E’ il caso, ad esempio, della Lombardia, del Veneto, della Sicilia e della Campania. Secondo Ipsos, il centrosinistra resta favorito in tutte queste regioni per qualche decimo di percentuale, anche se resta chiaro che ogni piccola oscillazione potrebbe determinare degli sconquassi sugli emicicli parlamentari.
Se davvero Pd, Sel e gli altri partiti alleati dovessero imporsi in tutte le regioni in bilico, allora anche al Senato la coalizione raggiungerebbe la soglia di sicurezza, portando a casa 172, forse addirittura 178, senatori.
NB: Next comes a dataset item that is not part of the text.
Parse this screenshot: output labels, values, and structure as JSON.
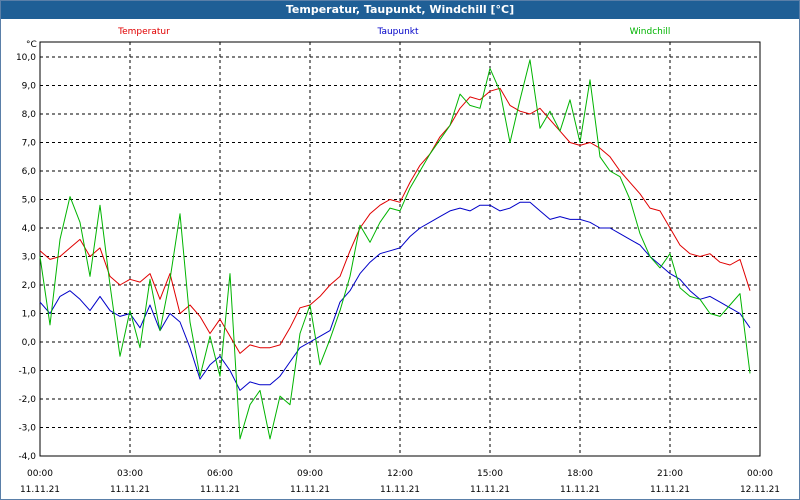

Eppure, se guardiamo al sondaggio realizzato da Lorien per Italia Oggi, in Lombardia le truppe di Pd e Pdl sembrano appaiate a un incertissimo 31,5%, in una regione dove è in palio anche la poltrona di governatore. Più ampio, per lo stesso istituto, il margine in Veneto, dove il centrosinistra guida con il 35% contro il 24,5% dei rivali.
C’è, poi, un partito di cui nessuno parla, ma che si gioca col Pd la palma di prima forza politica italiana: gli astensionisti. A oggi, coloro che si dichiarano indecisi o sicuri di non votare, secondo i centri demoscopici, rappresentano il 30% del corpo elettorale: se tale porzione dovesse assottigliarsi, i rapporti di forza, nazionali e locali, potrebbero mutare, e non di poco.
Insomma, scorrendo le percentuali, Bersani è ancora in pole position per diventare presidente del Consiglio, ma commetterebbe una leggerezza imperdonabile se, come negli ultimi giorni, mantenesse l’impressione di voler abbassare la guardia: queste elezioni può davvero perderle soltanto lui.